Most musicians may think only of the reception, assuming the service music will be taken care of by someone else. But why can’t one (or more) of the band members be that someone else? When forming the band, try to pick members with abilities in multiple genres, such as sacred music for the service or jazz for the cocktail hour. You increase your chances of getting hired, you’re able to command a larger fee, and the bride will be relieved that she only has to deal with one band.
In addition to picking good musicians, the wedding bandleader must also consider dress and repertorie. No shorts or jeans here, folks; very likely you’ll wear formal attire, or at least suits and nice dresses. And the set list will probably include several tunes you probably wouldn’t play in a bar. “Sunrise, Sunset” comes to mind as an example.
Remember: this is an industry, and you’ll need good marketing tactics. Booking agents are one way of getting gigs, but they may not be as consistent as you’d like, and they’ll also add to the cost. Other marketing avenues include networking with wedding planners, attending wedding expos or bridal shows, brochures, wedding planning phone apps, and the obligatory video demo.

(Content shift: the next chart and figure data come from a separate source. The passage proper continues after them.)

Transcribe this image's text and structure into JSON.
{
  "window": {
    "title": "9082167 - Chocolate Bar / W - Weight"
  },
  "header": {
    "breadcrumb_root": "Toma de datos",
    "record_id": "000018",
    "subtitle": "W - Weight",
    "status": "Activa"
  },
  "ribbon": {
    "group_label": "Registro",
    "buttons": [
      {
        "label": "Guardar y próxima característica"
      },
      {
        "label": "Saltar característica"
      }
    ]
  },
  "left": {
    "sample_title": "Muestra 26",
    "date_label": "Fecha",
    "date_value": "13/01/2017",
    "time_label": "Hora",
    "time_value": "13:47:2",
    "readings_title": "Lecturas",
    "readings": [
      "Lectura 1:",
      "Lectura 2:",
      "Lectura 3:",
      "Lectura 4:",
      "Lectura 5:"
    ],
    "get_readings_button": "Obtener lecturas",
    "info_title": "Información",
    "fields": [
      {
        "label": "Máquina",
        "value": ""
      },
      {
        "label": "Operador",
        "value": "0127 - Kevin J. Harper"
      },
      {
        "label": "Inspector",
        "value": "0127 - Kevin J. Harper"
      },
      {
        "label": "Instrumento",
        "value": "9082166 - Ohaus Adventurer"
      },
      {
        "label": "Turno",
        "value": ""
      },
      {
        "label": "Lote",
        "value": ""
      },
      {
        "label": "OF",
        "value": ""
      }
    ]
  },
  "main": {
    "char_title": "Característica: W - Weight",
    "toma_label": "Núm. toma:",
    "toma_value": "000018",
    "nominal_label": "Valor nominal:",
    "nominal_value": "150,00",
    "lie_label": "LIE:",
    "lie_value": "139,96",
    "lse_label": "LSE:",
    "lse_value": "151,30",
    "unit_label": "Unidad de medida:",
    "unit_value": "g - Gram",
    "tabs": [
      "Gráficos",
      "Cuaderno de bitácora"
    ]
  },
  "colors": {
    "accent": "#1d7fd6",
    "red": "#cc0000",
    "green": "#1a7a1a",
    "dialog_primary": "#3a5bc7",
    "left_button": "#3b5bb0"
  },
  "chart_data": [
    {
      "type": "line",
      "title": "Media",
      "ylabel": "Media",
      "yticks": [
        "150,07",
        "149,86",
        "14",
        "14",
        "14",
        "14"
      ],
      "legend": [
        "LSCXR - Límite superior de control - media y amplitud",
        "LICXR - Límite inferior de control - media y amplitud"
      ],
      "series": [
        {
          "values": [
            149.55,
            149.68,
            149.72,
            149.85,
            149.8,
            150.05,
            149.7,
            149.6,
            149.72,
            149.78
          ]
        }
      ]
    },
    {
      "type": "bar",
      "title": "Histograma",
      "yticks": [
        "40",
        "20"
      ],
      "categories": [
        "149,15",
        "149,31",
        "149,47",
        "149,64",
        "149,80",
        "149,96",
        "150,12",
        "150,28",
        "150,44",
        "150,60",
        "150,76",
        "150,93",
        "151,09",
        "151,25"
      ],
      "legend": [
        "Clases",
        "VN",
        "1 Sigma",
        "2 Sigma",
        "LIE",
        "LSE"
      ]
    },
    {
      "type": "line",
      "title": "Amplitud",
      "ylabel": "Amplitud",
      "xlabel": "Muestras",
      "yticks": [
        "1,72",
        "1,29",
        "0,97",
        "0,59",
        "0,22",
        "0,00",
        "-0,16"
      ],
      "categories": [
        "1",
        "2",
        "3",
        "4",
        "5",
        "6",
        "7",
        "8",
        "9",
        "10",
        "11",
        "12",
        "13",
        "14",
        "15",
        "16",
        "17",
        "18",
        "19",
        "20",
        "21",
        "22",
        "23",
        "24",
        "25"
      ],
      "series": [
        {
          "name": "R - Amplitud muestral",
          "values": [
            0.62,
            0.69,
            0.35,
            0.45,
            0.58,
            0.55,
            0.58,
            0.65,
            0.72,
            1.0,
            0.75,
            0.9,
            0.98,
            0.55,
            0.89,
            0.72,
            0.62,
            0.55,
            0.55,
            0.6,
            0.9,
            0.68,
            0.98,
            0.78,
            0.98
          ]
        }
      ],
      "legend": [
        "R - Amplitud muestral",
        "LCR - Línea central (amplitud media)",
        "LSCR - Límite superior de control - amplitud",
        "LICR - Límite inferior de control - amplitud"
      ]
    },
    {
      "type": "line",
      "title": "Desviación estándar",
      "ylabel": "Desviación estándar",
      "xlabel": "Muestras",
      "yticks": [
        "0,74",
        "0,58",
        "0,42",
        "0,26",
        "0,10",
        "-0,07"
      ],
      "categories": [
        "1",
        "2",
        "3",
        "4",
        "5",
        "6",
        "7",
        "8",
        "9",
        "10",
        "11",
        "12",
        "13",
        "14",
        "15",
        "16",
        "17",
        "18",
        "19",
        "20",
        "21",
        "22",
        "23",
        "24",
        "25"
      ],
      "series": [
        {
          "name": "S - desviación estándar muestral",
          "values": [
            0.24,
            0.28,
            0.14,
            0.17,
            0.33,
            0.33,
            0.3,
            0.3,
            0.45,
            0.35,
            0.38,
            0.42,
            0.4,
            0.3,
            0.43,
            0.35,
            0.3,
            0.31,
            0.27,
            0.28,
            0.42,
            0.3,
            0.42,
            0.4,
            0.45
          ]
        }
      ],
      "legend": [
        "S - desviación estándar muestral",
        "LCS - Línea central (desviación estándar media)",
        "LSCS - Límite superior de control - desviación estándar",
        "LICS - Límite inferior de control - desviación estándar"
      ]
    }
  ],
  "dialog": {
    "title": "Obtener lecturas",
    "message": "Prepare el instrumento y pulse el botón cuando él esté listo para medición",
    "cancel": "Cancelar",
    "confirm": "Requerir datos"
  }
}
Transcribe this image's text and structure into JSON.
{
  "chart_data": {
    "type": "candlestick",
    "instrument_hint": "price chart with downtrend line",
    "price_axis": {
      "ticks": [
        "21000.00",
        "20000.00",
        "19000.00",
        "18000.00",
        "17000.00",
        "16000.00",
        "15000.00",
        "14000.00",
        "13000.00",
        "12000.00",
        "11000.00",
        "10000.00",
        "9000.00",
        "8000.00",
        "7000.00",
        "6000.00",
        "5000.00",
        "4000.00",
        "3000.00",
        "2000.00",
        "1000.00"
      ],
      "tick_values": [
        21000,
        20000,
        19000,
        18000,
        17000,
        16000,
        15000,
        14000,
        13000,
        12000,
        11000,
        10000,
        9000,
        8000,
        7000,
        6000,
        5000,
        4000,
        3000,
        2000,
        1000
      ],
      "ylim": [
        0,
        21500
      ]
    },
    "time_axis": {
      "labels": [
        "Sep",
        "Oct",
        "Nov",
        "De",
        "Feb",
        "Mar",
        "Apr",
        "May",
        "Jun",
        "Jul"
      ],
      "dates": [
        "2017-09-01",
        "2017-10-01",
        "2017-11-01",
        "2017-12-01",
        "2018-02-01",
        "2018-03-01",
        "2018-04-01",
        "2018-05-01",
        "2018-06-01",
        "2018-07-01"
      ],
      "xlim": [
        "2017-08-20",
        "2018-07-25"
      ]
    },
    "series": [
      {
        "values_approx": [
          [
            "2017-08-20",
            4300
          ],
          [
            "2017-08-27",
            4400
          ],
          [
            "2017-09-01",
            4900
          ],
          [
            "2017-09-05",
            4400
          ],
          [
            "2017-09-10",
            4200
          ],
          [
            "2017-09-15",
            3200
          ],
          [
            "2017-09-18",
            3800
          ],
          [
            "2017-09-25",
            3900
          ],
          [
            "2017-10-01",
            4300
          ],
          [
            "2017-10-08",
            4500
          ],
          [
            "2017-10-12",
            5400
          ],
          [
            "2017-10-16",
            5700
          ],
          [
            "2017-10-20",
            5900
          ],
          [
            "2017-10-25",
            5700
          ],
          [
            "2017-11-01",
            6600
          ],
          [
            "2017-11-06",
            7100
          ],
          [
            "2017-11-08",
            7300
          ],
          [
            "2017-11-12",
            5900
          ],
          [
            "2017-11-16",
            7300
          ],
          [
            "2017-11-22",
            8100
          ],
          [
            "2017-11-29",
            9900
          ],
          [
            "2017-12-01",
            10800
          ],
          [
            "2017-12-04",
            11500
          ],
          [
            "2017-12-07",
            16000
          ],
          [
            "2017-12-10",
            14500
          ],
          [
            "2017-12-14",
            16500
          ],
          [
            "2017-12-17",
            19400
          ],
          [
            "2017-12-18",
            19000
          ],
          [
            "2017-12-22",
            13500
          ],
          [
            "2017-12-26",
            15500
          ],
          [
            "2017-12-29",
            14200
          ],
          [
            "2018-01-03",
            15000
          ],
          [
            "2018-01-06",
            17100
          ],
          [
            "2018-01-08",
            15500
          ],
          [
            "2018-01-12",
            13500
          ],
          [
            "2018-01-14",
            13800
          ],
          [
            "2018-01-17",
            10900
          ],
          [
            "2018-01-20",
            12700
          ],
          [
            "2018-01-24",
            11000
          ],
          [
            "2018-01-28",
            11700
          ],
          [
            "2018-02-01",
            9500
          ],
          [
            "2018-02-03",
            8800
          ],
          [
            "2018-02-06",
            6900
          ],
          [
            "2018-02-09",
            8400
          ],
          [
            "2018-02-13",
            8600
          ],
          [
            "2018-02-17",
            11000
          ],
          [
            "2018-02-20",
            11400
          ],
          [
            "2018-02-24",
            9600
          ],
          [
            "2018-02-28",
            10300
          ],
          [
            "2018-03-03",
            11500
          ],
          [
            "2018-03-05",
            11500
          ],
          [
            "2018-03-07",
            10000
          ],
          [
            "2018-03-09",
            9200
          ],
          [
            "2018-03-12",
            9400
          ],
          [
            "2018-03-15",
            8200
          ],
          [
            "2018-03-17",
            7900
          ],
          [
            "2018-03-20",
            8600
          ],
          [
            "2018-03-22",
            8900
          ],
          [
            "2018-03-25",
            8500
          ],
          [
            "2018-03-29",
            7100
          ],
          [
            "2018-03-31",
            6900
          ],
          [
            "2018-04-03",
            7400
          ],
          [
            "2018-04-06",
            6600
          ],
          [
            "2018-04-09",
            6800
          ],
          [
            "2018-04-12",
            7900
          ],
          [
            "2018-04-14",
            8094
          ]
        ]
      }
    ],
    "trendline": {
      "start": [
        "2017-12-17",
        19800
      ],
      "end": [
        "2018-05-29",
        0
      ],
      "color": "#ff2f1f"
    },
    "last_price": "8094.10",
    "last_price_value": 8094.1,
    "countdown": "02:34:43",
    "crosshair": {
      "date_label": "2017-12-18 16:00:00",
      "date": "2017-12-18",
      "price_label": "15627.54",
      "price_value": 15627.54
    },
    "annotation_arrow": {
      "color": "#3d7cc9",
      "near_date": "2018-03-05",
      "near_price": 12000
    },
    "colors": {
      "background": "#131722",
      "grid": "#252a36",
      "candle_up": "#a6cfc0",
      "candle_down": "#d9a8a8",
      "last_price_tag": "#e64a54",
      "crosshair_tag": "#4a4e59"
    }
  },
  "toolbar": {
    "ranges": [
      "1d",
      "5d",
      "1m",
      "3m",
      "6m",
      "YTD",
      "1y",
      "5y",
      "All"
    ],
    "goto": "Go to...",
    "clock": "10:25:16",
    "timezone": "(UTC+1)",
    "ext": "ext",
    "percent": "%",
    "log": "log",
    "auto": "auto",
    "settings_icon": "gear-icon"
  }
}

As I’ve said elsewhere in my blog, it is critical for musicians to diversify their incomes from many different sources, even as they work toward their ultimate dreams. But whether that dream is writing the next big hit, becoming a regular session player, landing a job as a Broadway orchestra musician, or touring with a famous band, the bills still have to be paid. And good wedding bands make good money – from $1,200 and up – without the hassle of promoting the show. So while performing in a wedding band may not be your ultimate goal, it is certainly one way of making sure that your progress toward that goal remains funded.